Há ainda parte da doutrina que promove a seguinte classificação:

a) Quanto a essencialidade do serviço e sua assunção pelo Estado, podem, os


serviços públicos serem: Originários ou congênitos (correspondem a atividade
essencial, própria e privativa do Estado, como a tutela do direito) e derivados
ou adquiridos (correspondem a atividade facultativa, não exclusiva do Estado,
como os serviços sociais, comerciais e industriais).

b) Quanto a exclusividade ou não do Poder Público na prestação do serviç)


Exclusivos (como os dos arts. 21, XI e XII, e 25, § 2º, da CF) e não exclusivos
(como os serviços sociais, abrangendo a saúde, a educação, a assistência social).

IV – Gestão de serviços públicos.

Os artigos 21, 25, 37 e 175 da CF/88 trazem, em seu corpo, trazem várias formas
de gestão dos serviços públicos.

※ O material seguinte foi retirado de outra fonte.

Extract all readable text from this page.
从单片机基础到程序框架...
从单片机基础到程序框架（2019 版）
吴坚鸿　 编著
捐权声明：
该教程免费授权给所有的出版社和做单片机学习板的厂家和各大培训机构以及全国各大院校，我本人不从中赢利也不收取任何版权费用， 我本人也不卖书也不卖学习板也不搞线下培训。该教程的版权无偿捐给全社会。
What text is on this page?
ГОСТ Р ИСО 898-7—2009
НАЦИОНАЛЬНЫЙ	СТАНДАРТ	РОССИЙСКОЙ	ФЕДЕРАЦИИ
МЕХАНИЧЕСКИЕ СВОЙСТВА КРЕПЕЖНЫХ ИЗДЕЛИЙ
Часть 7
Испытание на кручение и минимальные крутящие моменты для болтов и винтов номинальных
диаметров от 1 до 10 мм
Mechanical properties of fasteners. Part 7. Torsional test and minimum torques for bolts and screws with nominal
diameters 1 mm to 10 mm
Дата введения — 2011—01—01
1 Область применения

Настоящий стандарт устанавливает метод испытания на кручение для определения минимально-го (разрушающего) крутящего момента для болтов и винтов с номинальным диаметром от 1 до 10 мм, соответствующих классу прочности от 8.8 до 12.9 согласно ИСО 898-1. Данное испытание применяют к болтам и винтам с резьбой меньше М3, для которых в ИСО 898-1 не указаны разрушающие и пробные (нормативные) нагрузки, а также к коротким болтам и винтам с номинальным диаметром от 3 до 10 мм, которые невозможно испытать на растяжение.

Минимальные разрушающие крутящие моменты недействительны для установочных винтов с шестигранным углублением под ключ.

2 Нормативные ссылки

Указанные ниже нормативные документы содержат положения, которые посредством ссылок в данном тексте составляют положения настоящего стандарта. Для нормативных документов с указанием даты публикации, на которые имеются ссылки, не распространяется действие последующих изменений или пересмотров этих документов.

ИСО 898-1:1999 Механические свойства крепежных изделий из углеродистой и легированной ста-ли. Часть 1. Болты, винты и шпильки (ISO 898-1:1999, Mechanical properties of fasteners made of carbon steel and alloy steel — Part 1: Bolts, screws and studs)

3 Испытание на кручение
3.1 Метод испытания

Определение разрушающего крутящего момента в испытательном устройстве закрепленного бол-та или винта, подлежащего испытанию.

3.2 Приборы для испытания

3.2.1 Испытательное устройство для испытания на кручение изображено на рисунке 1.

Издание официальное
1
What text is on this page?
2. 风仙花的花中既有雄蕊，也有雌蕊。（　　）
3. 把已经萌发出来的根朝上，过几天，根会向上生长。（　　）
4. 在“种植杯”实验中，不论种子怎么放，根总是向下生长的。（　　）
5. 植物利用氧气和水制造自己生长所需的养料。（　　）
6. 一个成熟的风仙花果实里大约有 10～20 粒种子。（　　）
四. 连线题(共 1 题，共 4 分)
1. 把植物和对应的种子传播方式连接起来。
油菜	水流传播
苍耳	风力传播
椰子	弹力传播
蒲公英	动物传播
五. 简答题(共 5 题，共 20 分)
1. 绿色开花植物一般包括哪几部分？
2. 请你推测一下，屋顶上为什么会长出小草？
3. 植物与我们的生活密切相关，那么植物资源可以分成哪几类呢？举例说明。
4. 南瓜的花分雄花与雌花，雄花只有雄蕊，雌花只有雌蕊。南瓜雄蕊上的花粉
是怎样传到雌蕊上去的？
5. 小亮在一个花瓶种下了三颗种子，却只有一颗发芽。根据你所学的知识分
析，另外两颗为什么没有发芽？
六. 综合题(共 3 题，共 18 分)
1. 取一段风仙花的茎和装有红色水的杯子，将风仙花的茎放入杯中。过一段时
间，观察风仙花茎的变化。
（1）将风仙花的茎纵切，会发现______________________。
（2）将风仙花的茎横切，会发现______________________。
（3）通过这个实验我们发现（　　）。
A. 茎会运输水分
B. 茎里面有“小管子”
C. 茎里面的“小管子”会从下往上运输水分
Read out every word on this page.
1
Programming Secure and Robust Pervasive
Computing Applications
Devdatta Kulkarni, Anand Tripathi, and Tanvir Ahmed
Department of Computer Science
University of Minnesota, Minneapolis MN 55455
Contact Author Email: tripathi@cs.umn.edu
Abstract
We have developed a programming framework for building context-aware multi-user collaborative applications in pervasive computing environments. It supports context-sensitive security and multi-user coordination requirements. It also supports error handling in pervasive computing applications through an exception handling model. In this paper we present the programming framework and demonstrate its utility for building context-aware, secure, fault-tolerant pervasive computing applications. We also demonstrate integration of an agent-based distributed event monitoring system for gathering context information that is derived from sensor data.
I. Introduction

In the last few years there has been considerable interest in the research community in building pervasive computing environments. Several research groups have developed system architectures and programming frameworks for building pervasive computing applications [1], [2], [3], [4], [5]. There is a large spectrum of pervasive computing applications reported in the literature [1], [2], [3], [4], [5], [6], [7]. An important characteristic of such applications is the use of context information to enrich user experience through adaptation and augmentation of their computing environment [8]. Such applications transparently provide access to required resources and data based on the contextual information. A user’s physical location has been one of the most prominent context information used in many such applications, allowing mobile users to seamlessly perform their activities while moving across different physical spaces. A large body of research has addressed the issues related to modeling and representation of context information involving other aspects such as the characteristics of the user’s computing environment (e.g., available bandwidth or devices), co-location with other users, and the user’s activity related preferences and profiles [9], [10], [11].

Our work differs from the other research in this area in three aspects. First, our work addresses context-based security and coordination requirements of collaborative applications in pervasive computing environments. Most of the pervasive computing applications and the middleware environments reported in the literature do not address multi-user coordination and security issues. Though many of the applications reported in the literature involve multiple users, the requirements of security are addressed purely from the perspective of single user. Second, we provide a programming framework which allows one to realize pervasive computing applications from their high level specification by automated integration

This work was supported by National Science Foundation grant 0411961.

De acordo com Di Pietro (2019, p. 306-307), as
principais formas de gestão dos serviços públicos são:

a) A concessão e a permissão de serviços públicos, disciplinadas pela Lei nº 8.987,


de 13-2-95;
b) A concessão patrocinada e a concessão administrativa, englobadas sob o título
de parcerias público-privadas na Lei nº 11.079, de 30- 12-04;
c) O contrato de gestão como instrumento de parceria com as chamadas
organizações sociais, disciplinadas, na esfera federal, pela Lei nº 9.637, de 15-5-
98.

Todavia, cabe anotar que a administração Pública não é inteiramente livre para
escolher a forma de gestão dos serviços públicos, de modo que, a depender do tipo de
serviço, há uma dada vinculação legal em sua forma:

a) Quando se tratar de execução por meio de entidades da Administração Indireta, há


necessidade de lei, conforme artigo 37, XIX, da Constituição;

b) por meio de delegação a entidade privada, com cobrança de tarifa, de serviços


comerciais e industriais, concessão comum, concessão patrocinada ou franquia; forma
inadequada para: atividades exclusivas do Estado (porque são indelegáveis), serviços
sociais (porque prestados gratuitamente), e serviços uti universi, não usufruíveis
diretamente pelo cidadão;

c) para o serviço público de natureza comercial ou industrial, sem cobrança de tarifa do


usuário, o instituto cabível é a concessão administrativa;
d) Para os serviços sociais, são possíveis os contratos de gestão com as organizações
sociais e a concessão administrativa;

e) para qualquer tipo de serviço público é possível a gestão associada entre entes
federativos, por meio de convênios de cooperação ou consórcios públicos, previstos no
artigo 241 da Constituição e disciplinados pela Lei nº 11.107, de 6-4-05.